Time: Tuesday, May 8 (half-day, afternoon, 1:30pm to 5:00pm)
We will study machine learning and associated numerical techniques to automatically learn ranking functions for entities represented as feature vectors as well as nodes in a social network. In the feature-vector scenario, an entity, e.g., a document x, is mapped to a feature vector in a d-dimensional space, and we have to search for a weight vector. This case corresponds to Information Retrieval in the vector space model. Training data consists of a partial order of preference among entities. We will study recent Bayesian and maximum-margin approaches to solving this problem, including recent efficient linear-time approximate algorithms. We will consider various ranking performance measures and how some of them create complications for learning algorithms. In the graph node ranking scenario, we will briefly review Pagerank, generalize it to arbitrary Markov conductance matrices, and consider the problem of learning conductance parameters from partial orders between nodes. In another class of formulation, the graph does not establish Pagerank or prestige-flow relationships between nodes, but encourages a certain smoothness between the scores of neighboring nodes. Some of these techniques have been used by Web search companies with very large query logs. We will review some of the issues and experience with applying the theory to practical systems. If time permits, we will look at general connections between score stability as against rank stability, and the connection between the stability of a score/rank-learning algorithm and its power to generalize to unforeseen test data.
Basic vector algebra and calculus, basic knowledge of Web and search (prerequisite books and survey papers will be posted in advance).
Presenter: Soumen Chakrabarti (Indian Institute of Technology, Bombay)
Soumen Chakrabarti received his B.Tech in Computer Science from the Indian Institute of Technology Kharagpur in 1991 and his M.S. and Ph.D. in Computer Science from the University of California, Berkeley in 1992 and 1996. At Berkeley he worked on compilers and runtime systems for running scalable parallel scientific software on message passing multiprocessors.
He was a Research Staff Member at IBM Almaden Research Center from 1996 to 1999, where he worked on the CLEVER Web search project and led the Focused Crawling project.
In 1999 he joined the Department of Computer Science and Engineering at the Indian Institute of Technology, Bombay, where he has been an Associate professor since 2003. In Spring 2004 he was Visiting Associate professor at Carnegie-Mellon University.
He has published in the WWW, SIGIR, SIGKDD, SIGMOD, VLDB, ICDE, SODA, STOC, SPAA and other conferences as well as Scientific American, IEEE Computer, VLDB and other journals.
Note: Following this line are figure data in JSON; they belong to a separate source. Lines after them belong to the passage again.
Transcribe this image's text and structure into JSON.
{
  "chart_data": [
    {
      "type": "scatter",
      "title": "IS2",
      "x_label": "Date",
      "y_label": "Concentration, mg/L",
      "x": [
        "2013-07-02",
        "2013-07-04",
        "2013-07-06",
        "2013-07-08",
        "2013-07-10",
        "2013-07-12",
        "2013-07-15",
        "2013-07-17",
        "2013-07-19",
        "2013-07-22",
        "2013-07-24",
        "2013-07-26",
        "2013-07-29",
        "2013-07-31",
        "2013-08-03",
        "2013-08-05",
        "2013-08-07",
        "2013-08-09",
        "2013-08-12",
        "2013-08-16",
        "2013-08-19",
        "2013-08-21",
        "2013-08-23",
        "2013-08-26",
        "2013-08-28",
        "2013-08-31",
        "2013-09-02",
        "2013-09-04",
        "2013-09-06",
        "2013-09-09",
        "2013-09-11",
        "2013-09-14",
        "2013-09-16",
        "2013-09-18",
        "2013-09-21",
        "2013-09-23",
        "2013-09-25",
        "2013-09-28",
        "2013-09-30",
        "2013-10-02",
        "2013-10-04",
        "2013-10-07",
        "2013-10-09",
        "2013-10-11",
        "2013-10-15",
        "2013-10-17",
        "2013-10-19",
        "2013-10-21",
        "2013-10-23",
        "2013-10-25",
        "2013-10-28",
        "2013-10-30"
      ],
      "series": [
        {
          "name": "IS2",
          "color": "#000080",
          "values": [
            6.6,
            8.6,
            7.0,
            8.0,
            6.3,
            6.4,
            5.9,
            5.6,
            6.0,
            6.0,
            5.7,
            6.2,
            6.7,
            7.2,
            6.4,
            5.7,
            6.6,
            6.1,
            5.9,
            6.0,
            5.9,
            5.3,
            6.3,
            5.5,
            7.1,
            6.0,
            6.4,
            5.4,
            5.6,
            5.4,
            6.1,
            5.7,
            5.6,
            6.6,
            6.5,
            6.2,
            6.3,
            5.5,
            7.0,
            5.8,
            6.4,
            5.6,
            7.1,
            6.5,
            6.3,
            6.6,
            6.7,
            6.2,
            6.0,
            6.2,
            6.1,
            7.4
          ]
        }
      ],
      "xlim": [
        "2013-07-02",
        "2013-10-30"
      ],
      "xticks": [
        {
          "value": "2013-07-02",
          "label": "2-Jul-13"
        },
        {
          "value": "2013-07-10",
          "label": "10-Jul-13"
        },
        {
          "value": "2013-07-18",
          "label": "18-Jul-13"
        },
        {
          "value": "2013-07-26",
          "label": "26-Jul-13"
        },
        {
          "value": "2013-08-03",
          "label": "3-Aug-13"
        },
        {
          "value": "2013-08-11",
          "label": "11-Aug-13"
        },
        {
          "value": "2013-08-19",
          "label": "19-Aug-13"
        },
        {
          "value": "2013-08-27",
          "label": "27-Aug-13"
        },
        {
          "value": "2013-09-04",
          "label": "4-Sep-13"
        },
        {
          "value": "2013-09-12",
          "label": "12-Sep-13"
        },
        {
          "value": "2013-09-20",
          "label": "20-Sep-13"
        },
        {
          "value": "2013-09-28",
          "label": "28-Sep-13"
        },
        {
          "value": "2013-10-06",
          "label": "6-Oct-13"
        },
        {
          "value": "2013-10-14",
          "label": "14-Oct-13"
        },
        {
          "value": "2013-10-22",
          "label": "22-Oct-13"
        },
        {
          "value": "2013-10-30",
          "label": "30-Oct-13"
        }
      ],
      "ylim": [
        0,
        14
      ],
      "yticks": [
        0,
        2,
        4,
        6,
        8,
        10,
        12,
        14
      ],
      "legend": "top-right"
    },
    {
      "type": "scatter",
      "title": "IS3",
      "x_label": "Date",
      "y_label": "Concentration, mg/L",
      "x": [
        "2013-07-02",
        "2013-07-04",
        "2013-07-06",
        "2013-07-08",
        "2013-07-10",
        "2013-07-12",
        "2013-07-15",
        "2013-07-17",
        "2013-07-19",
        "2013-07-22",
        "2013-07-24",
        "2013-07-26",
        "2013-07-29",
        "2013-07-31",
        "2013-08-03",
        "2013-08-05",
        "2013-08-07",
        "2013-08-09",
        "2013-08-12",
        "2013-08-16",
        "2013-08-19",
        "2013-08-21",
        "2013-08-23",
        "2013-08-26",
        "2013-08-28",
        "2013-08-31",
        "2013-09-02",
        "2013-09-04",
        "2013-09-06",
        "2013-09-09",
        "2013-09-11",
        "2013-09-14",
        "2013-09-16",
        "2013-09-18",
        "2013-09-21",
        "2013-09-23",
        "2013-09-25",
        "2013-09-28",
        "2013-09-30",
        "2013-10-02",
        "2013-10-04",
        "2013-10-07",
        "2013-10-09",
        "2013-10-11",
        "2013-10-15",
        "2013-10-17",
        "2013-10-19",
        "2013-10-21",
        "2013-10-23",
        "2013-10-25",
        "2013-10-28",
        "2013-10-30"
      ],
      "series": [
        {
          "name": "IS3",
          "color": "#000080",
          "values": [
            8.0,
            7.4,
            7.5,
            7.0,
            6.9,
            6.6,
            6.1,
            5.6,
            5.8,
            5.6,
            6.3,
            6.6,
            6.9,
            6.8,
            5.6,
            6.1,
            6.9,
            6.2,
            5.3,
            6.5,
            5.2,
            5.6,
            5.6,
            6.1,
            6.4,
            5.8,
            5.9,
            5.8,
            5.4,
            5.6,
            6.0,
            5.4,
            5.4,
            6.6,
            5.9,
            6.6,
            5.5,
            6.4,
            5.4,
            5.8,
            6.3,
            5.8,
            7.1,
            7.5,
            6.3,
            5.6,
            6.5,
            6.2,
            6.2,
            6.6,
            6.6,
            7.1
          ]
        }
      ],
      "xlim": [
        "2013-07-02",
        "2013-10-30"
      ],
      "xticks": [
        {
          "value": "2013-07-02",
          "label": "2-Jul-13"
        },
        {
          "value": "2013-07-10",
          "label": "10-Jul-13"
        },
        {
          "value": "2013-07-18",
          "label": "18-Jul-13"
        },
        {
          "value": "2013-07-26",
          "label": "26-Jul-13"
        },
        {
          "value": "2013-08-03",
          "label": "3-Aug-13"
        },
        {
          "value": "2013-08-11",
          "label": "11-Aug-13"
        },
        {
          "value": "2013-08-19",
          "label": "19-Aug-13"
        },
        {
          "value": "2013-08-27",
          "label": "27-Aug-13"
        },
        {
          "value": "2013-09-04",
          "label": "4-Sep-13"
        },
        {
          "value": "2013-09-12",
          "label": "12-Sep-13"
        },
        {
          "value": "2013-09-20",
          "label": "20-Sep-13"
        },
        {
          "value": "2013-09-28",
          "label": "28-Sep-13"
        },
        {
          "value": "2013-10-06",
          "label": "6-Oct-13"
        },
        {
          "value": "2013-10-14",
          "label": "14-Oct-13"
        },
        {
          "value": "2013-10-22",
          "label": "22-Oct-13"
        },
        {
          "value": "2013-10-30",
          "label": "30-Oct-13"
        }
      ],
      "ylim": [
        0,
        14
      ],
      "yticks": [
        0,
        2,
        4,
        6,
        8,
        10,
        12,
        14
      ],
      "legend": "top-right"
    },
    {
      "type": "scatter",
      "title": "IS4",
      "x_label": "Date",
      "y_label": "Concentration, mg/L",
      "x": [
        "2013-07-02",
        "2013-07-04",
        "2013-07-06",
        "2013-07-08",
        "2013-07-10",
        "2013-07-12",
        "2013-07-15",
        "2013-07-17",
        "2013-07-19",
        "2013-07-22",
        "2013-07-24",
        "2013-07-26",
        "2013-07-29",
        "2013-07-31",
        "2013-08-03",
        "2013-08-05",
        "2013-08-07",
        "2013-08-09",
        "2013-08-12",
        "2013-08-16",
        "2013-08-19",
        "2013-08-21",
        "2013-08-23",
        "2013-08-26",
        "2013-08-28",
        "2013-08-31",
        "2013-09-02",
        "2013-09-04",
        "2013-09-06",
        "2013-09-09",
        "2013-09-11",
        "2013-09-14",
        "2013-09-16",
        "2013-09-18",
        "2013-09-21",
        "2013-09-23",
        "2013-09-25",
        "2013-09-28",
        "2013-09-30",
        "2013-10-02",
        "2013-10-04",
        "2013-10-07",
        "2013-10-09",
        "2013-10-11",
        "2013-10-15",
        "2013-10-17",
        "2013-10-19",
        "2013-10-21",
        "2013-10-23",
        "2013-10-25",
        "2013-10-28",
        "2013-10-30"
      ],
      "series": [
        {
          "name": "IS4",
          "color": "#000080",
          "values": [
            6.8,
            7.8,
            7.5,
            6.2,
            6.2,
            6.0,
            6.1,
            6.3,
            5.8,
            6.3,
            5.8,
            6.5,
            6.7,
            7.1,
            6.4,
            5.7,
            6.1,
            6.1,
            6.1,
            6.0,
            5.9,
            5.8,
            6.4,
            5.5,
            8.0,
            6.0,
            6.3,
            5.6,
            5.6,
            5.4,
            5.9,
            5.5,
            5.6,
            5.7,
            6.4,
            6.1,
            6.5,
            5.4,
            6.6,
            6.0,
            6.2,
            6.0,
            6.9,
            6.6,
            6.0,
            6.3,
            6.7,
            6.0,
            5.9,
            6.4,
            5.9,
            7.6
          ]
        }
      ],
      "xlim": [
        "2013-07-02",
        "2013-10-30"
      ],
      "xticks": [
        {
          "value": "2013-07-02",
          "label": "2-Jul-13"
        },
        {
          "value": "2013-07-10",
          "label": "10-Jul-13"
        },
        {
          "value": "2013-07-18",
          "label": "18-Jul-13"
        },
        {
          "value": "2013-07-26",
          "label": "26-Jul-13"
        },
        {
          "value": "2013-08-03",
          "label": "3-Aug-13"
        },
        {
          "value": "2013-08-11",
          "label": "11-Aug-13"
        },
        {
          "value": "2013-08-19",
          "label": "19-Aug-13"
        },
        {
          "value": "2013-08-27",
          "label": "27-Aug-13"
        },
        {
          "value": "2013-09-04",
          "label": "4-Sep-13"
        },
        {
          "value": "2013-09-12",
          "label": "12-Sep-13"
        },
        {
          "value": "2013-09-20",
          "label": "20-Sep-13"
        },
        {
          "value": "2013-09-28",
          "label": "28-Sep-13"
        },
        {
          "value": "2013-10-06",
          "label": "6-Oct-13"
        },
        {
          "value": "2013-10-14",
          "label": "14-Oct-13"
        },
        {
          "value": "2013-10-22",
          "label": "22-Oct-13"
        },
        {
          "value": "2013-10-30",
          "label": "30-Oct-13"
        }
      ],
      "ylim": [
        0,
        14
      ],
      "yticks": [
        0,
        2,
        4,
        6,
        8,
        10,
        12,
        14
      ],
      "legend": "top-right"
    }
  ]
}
He holds eight US patents on Web-related inventions. He has served as technical advisor to search-related companies and vice-chair or program committee member for WWW, SIGIR, SIGKDD, VLDB, ICDE, SODA and other conferences, and guest editor or editorial board member for DMKD and TKDE journals. He is also author of a book on Web Mining.
His current research interests include integrating, searching, and mining text and graph data models, exploiting types and relations in search, and Web graph and popularity analysis.